Endlich schaffen wir es, uns für meinen „Secret Salon“ oben im Tempel von 1844 zu verabreden: Angela, die die Briefe ihrer Urgroßmutter entdeckte und darüber ein Buch schreibt, ich, die ich mich gern als „Briefschreiberin“ definiere. Unser Thema: Bruce Chatwin. Der Nomade, ein Kompendium seiner Briefe von der Kindheit bis kurz vor seinem Tod, herausgegeben und kommentiert von seiner Frau Elisabeth Chatwin sowie dem Freund und Journalisten Nicholas Shakespeare.

Ich bin müde, zwei Nächte hintereinander wenig Schlaf, brauche einen kleinen Kick, um mich aus der trüben Realität zu holen. Deswegen schlage ich vor, dass wir es uns in der alten Badewanne gemütlich machen mit Blick auf die Apsis-Ruine, Kerzen und einen Kaffee dazu.

Über Bruce Chatwin ließe sich so viel erzählen, den ewig Rastlosen, den Nomaden aus bürgerlichen Verhältnissen, der bei Sotheby’s in London sein erstes Rüstzeug der Beschreibung lernte. Es folgten das Studium der Archäologie, seine Zeit bei der Sunday Times und dann endlich sein erstes Buch „In Patagonien“ (1977), mit dem er zu seinem eigenen Schreibstil fand.
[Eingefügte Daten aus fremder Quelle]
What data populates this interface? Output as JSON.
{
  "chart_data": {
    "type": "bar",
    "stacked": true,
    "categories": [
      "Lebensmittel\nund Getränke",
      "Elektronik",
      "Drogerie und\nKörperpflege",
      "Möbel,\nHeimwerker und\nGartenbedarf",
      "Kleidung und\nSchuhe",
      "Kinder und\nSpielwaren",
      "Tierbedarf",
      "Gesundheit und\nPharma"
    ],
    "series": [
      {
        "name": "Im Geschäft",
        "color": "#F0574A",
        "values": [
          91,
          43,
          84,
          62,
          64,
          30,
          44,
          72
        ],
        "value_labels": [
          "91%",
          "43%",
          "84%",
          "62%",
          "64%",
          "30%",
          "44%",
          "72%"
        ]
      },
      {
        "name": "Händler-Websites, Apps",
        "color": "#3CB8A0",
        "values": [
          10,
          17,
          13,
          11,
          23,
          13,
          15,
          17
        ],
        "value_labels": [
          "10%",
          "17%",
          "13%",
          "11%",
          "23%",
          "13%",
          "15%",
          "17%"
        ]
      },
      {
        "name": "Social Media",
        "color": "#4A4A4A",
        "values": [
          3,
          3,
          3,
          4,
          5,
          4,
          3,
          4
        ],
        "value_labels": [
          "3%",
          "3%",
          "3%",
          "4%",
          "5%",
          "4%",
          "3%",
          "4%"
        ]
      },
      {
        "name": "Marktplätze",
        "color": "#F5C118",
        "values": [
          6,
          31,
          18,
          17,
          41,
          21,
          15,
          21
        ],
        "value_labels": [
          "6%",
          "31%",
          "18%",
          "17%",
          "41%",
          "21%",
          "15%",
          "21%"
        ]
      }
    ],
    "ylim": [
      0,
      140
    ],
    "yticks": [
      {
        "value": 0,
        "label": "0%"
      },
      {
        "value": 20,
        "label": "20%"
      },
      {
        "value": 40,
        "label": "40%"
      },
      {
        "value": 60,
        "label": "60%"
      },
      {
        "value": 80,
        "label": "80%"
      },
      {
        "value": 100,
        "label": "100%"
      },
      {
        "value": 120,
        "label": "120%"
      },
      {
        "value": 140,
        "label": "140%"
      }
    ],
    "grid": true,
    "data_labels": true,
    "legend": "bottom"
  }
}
Die Manuskripte und Notizen sowie alle anderen Vorarbeiten warf er weg, sowie das Buch fertig gedruckt war. Wir sind entsetzt, heben alles sorgfältig auf. Es gibt von mir reihenweise Skizzenbücher mit meinen Gedanken, gekritzelt, umkreist, mit Ausrufezeichen versehen. Und auch Angela hütet ihre Recherche-Schätze. Chatwins Briefe sind somit die einzigen unbearbeiteten Dokumente, die Zeugnis seiner inneren und äußeren Wanderungen, Liebe, Einsamkeit und endlosen Suche nach dem Wesen von uns Menschen ablegen.

Hans Magnus Enzensberger schrieb über ihn: „Gewiss aber wird man sich an Chatwin als einen Geschichtenerzähler erinnern (und als solcher wird er auch vermisst), einen Geschichtenerzähler, der weit über die Grenzen der Fiktion hinausgeht und in seinen Erzählungen Elemente der Reportage, der Autobiographie, der Ethnologie, der kontinentalen Tradition des Essays, ja sogar des Klatsches mit einbezieht.“

Die Briefe sind dafür der „Rohstoff der Gedanken“, wie es bei ihm heißt, „ein Mittel, sie auf dem Papier zu testen, eine erste Version.“ Seine Sätze sind kurz und präzise, manchmal Telegramm-artig, ein Medium, das er besonders liebte: BIN WEG NACH PATAGONIEN FÜR VIER MONATE. Es gibt viele Situationen, in denen wir auch gern so etwas schreiben würden. Viel knapper geht „escape“ wohl nicht.

Verschwenderisch ging Chatwin mit Wahrheiten um, er tauschte das eine oder andere Faktische aus, vernachlässigt vordergründige Kontexte. Er ist auf der Suche nach den tieferen Zusammenhängen, sonst würde er sich nicht unablässig quälen, wie sich in seinen Briefen zeigt. Wird das Material, das er gefunden hat, sich zu einem großen Bild zusammenzufügen? 17 Jahre brauchte er, bis in „Traumpfade“ sinnbildlich verschmolz, was das Thema seines Lebens war. Da hatte er sich schon mit dem HIV-Virus infiziert.

Mit dreißig Jahren nahm sich Chatwin die Sätze seines Lehrers zu Herzen: „Jeder Mensch, der sich jemals etwas abverlangt, trägt ein Buch in sich … Allerdings mag es ein besseres Buch werden, wenn er damit wartet, es einem Verleger zu überbegeben, bis er sechzig geworden ist.“ – Soviel Zeit hatte er nicht, er starb 1989 mit nur 49 Jahren. Für mich ist er einer der ganz Großen des 20. Jahrhunderts.